# 5 for 5 in grappling last night.



## Kenpo_student (Oct 25, 2002)

2 triangles, 1 rear naked, 1 side choke, and an armbar. Sorry if no one really cares, but this is the first time I have gone the whole night without losing and no one I work with is interested in this stuff so I have to brag to someone.


----------



## ace (Oct 25, 2002)

Keep Training Sounds like U are doing good.
:cheers:


----------



## jfarnsworth (Oct 25, 2002)

Good job. I would like to get more time on the mat grappling. But my wife, 3 kids would probably have an issue with more martial arts time.  
Jason Farnsworth


----------



## RyuShiKan (Oct 25, 2002)

> _Originally posted by Kenpo_student _
> 
> *2 triangles, 1 rear naked, 1 side choke, and an armbar. Sorry if no one really cares, but this is the first time I have gone the whole night without losing and no one I work with is interested in this stuff so I have to brag to someone.  *




Good Job.

I know how you feel......my wife and co-workers are clueless as to what MA are.

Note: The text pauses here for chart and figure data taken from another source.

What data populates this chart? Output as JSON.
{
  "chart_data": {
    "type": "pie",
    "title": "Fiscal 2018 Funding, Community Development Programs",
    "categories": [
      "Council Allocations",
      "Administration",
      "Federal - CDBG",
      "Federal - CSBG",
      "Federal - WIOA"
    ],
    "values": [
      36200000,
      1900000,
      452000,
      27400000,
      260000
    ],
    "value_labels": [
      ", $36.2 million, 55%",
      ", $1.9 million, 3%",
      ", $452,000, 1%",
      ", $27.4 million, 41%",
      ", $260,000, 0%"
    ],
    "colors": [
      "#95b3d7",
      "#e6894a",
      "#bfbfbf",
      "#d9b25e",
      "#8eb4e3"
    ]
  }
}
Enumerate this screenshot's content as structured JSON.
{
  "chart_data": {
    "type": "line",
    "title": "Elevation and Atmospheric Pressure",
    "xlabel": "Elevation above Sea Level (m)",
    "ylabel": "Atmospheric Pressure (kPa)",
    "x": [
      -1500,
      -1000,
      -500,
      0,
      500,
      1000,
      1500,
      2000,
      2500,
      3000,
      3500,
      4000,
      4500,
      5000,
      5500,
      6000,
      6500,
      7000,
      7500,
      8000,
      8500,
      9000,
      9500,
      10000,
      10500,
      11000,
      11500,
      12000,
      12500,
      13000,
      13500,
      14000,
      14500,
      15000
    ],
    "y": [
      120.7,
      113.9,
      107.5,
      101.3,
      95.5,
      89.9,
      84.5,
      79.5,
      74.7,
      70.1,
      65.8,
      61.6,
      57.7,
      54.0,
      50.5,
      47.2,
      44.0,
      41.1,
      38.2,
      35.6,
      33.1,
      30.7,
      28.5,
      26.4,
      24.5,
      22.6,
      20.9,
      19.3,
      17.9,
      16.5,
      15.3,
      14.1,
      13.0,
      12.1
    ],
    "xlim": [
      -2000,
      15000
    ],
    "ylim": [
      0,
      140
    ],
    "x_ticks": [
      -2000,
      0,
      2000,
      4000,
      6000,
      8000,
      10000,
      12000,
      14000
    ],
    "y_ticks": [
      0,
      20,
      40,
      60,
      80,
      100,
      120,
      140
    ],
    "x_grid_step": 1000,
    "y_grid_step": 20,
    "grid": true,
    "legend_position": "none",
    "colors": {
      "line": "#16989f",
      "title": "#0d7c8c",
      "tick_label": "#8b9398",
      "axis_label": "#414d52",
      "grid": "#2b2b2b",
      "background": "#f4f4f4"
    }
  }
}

You sure you're not doing a "Kramer" on us? We're not going to see you standing next to a bunch of 10 year olds in class are we?   (joking)


----------



## kenposcum (Oct 26, 2002)

Ah, the only reason he did so well is because I wasn't there to spank him.
Just kidding, sort of.
:asian:


----------



## ace (Oct 26, 2002)

___________________________-

???
Just Curius


----------



## kenposcum (Oct 26, 2002)

I think so but if not I apologize in advance.
:asian:


----------



## kenposcum (Oct 27, 2002)

Hey, you out there?
:asian:


----------



## ace (Oct 27, 2002)

:lookie:


----------



## kenposcum (Oct 27, 2002)




----------



## Kenpo_student (Oct 28, 2002)

> _Originally posted by kenposcum _
> 
> *I think so but if not I apologize in advance.
> :asian: *



I don't think so but  I am in the Chicago area also. Where are you at city or Burbs?


----------



## kenposcum (Oct 28, 2002)

Burbs.  DG?


----------